I changed my pressure gauge and I cannot remember where it connects to my 1st stage. Logic says it connects to the HP side, but just want to make sure before I blow bubbles tomorrow.


----------



## fishFEEDER9697 (Sep 30, 2007)

yes, hp (high-pressure) port to read full tank pressure.


----------



## jspooney (Oct 2, 2007)

Thanks, for some reason I doubted myself on it so I figured better be safe and confirm than do it wrong.


----------



## Firefishvideo (Jul 1, 2010)

Hp port....
should point towards your left side when it's on your back.
Inflator should point the same direction....but off a lp port.
Regs off the right side.....lp ports.


----------



## jspooney (Oct 2, 2007)

Firefishvideo said:


> Hp port....
> should point towards your left side when it's on your back.
> Inflator should point the same direction....but off a lp port.
> Regs off the right side.....lp ports.


Thx.
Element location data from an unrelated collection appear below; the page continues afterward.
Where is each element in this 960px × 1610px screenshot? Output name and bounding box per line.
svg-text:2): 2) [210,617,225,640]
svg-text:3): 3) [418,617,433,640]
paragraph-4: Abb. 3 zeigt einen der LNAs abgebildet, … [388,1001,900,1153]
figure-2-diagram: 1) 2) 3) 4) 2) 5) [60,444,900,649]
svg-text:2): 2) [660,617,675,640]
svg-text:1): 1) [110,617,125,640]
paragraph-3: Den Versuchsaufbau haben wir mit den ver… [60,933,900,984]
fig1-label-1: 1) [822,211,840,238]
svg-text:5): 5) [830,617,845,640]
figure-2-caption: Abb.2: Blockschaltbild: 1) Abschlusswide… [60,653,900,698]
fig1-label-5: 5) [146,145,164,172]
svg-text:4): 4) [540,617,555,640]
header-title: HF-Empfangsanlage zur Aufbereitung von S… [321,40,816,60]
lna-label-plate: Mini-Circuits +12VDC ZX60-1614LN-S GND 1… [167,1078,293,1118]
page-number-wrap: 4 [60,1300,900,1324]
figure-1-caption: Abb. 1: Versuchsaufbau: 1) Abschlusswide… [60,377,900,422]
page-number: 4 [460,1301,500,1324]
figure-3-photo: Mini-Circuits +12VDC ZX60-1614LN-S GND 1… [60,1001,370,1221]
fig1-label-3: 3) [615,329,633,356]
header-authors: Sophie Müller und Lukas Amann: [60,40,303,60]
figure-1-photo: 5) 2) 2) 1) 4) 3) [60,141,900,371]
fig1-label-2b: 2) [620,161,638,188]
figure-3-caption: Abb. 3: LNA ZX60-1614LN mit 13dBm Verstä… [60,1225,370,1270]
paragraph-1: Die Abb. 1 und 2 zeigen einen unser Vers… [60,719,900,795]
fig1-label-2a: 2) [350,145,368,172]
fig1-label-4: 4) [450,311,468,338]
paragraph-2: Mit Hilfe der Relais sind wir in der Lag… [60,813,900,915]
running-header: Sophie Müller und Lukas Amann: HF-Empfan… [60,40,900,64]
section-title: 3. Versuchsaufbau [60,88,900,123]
Did I see that you have a lot more free time? I hear the flounder calling...


----------



## Firefishvideo (Jul 1, 2010)

jspooney said:


> Thx. Did I see that you have a lot more free time? I hear the flounder calling...


 Not sure what you mean. Maybe you have me confused with someone else?
Free time is something of a foreign concept to me.....but I do like killing some flounder!


----------



## coolbluestreak (Jun 27, 2011)

Firefishvideo said:


> Not sure what you mean. Maybe you have me confused with someone else?
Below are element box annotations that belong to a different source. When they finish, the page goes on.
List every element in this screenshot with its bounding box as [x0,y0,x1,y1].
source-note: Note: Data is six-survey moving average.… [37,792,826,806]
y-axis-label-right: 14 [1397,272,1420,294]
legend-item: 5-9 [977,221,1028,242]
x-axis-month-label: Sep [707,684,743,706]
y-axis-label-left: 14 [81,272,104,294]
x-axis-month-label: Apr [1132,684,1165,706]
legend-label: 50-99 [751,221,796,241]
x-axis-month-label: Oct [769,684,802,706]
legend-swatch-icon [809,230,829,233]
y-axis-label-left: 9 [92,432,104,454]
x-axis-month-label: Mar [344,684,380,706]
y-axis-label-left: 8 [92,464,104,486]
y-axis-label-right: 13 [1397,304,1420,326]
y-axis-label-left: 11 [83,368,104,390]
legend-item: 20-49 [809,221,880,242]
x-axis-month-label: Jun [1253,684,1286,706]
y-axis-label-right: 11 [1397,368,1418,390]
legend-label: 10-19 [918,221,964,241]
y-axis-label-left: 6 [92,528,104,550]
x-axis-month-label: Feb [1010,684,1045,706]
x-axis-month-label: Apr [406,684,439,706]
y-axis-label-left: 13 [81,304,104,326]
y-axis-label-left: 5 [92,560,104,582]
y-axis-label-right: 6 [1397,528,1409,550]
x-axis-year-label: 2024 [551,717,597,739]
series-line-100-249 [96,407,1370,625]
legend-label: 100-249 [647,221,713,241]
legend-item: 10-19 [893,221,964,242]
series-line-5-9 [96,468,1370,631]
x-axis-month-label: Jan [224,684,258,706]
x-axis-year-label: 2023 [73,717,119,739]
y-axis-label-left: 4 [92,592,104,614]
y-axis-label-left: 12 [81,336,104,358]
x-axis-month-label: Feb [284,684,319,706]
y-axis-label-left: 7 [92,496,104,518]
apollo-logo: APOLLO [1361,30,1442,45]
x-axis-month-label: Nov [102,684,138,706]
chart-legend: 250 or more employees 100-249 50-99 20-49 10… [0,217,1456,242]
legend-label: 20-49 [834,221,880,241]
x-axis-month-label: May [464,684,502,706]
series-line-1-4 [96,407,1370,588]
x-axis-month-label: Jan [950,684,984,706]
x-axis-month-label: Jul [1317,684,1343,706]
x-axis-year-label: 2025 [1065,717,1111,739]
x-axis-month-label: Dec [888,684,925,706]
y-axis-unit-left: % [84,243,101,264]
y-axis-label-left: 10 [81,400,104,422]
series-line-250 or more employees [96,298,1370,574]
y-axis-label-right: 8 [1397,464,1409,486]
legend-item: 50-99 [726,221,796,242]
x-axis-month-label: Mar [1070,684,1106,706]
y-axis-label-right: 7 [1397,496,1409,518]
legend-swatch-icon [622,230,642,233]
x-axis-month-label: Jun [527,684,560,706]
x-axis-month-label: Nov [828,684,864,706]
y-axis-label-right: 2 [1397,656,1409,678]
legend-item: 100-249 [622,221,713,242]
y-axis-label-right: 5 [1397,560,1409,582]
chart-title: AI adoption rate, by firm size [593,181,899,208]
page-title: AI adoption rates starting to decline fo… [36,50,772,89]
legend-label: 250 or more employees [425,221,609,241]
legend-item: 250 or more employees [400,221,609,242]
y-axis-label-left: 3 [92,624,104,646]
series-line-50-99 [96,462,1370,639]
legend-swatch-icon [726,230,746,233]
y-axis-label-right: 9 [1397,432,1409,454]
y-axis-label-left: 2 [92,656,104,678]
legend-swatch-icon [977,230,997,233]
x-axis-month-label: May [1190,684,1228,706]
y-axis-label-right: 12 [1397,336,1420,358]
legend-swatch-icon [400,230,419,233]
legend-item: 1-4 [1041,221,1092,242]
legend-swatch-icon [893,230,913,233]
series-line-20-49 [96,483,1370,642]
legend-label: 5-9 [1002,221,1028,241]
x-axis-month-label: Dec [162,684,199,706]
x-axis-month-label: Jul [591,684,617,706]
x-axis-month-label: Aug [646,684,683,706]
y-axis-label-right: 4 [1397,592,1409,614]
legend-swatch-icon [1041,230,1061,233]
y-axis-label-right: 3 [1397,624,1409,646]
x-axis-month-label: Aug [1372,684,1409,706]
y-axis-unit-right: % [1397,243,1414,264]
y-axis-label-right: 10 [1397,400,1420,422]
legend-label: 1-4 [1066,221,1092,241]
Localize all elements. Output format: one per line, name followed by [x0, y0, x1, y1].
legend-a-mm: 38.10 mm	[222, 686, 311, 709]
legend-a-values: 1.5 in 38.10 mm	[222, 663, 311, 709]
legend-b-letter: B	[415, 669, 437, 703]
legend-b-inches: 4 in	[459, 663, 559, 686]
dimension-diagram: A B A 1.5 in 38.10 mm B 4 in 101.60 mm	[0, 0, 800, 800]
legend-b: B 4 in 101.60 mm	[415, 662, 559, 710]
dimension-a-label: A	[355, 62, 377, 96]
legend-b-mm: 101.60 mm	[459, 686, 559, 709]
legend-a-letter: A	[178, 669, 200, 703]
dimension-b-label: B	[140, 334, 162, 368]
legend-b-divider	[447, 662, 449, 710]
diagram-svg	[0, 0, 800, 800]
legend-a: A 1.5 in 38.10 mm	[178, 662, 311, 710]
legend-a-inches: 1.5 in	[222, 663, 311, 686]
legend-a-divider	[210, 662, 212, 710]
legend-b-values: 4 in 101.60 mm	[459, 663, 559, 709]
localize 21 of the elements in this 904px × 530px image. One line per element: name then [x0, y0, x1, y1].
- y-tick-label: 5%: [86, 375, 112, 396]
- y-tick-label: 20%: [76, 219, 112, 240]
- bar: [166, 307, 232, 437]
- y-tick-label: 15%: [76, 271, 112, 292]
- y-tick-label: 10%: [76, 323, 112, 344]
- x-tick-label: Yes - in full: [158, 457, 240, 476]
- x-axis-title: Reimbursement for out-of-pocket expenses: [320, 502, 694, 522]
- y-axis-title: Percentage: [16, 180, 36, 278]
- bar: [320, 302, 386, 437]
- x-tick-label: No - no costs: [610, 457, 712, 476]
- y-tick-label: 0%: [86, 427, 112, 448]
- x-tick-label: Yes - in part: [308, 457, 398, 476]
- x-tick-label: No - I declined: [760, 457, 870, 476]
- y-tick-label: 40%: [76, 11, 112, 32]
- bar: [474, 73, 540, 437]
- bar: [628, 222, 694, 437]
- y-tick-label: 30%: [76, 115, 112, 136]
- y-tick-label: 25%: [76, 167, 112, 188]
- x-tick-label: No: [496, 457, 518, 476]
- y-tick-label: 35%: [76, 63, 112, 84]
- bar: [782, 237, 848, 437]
I think he's talking about me, I'm sitting on the couch wondering how nice it would be to be diving right now? It's too hot to work on the house or the car maybe I should go mow the lawn? Hmm.


----------



## jspooney (Oct 2, 2007)

Yes, I got you two confused. Well, not really confused, just not thinking. We got our butts cleaned today. Got to the Brass wreck to look for flounder and the bottom opened up. Hail, lightening, water spouts, wind, rain. Made it back in safely but it was a little hairy.


----------



## WhackUmStackUm (Jan 31, 2010)

Hey Jeff,

A couple of additional notes about your pressure gauge question.
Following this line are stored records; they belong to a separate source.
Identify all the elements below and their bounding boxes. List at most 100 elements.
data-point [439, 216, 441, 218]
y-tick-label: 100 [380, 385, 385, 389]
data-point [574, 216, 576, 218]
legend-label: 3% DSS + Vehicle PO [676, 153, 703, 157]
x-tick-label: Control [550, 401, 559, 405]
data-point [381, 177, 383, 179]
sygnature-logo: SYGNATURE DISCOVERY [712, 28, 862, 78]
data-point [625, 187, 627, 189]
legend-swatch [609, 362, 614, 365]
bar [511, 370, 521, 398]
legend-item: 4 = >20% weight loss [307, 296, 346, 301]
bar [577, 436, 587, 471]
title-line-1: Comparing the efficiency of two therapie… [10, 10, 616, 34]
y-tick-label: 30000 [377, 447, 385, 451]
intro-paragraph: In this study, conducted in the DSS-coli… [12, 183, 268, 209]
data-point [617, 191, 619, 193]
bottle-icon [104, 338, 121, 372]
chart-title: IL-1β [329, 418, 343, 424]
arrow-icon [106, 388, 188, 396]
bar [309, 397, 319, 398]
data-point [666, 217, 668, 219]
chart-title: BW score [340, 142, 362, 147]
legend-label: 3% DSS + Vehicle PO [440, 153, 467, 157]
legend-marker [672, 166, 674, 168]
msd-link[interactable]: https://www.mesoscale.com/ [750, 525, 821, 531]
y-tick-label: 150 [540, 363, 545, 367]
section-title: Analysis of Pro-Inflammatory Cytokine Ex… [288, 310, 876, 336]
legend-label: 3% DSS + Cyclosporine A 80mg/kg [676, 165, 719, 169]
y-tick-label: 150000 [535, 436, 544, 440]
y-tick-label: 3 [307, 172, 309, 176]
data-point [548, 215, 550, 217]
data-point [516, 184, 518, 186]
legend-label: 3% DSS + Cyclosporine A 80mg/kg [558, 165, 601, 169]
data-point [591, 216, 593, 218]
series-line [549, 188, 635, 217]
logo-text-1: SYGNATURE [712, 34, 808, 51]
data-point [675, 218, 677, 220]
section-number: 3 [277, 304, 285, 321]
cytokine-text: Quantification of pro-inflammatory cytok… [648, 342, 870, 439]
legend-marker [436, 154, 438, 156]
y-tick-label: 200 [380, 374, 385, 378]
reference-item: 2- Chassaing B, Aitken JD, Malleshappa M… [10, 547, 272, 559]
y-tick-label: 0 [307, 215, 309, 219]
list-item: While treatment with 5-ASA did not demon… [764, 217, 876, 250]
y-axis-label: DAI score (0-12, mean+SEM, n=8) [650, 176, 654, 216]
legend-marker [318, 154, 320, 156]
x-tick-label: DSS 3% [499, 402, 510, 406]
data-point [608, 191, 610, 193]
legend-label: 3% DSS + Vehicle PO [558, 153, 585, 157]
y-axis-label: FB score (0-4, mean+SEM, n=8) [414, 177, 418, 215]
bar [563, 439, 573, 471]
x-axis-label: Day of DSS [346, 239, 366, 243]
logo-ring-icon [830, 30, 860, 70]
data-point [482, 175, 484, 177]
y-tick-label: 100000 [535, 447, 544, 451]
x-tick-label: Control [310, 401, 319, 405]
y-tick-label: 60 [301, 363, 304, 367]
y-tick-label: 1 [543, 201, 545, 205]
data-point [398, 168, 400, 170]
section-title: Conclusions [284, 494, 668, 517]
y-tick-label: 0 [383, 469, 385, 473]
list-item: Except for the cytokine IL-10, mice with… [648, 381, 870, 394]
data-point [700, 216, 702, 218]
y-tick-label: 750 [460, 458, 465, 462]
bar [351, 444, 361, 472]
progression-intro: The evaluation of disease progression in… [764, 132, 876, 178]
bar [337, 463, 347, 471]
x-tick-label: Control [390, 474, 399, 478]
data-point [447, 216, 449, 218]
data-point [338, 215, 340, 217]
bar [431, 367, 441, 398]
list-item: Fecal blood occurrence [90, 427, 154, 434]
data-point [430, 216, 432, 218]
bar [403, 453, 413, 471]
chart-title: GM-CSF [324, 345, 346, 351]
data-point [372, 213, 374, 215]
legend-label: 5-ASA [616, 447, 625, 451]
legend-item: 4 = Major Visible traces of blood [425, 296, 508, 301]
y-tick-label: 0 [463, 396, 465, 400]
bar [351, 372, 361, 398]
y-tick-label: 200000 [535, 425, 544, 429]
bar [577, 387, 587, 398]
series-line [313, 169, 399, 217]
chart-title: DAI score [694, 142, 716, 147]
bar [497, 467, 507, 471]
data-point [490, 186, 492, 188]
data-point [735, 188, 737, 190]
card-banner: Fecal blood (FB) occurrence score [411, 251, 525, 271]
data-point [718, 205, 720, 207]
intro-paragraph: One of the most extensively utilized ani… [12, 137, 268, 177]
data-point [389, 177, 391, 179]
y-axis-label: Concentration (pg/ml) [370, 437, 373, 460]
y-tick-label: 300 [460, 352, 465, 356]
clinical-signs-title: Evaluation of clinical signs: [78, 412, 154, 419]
When you think about it, connecting your pressure gauge to the high pressure port makes sense. Your first stage regulator drops the tank pressure from down to 120-150 psi. The high pressure port (HP) is at your tank pressure and your low pressure (LP) port is at the 120-150 psi level. Since you are measuring the tank pressure with your gauge, the HP port is the one you want.

The good news is that it is hard to make a mistake when screwing your pressure gauge hose back into your first stage regulator. The HP and LP ports have different size holes.

Glad to hear you guys made is back safe and sound. The pop-up storms have been pretty crazy this year.


----------



## lobsterman (Sep 30, 2007)

jspooney said:


> Yes, I got you two confused. Well, not really confused, just not thinking. We got our butts cleaned today. Got to the Brass wreck to look for flounder and the bottom opened up. Hail, lightening, water spouts, wind, rain. Made it back in safely but it was a little hairy.


 Oh ye of little faith!!!


----------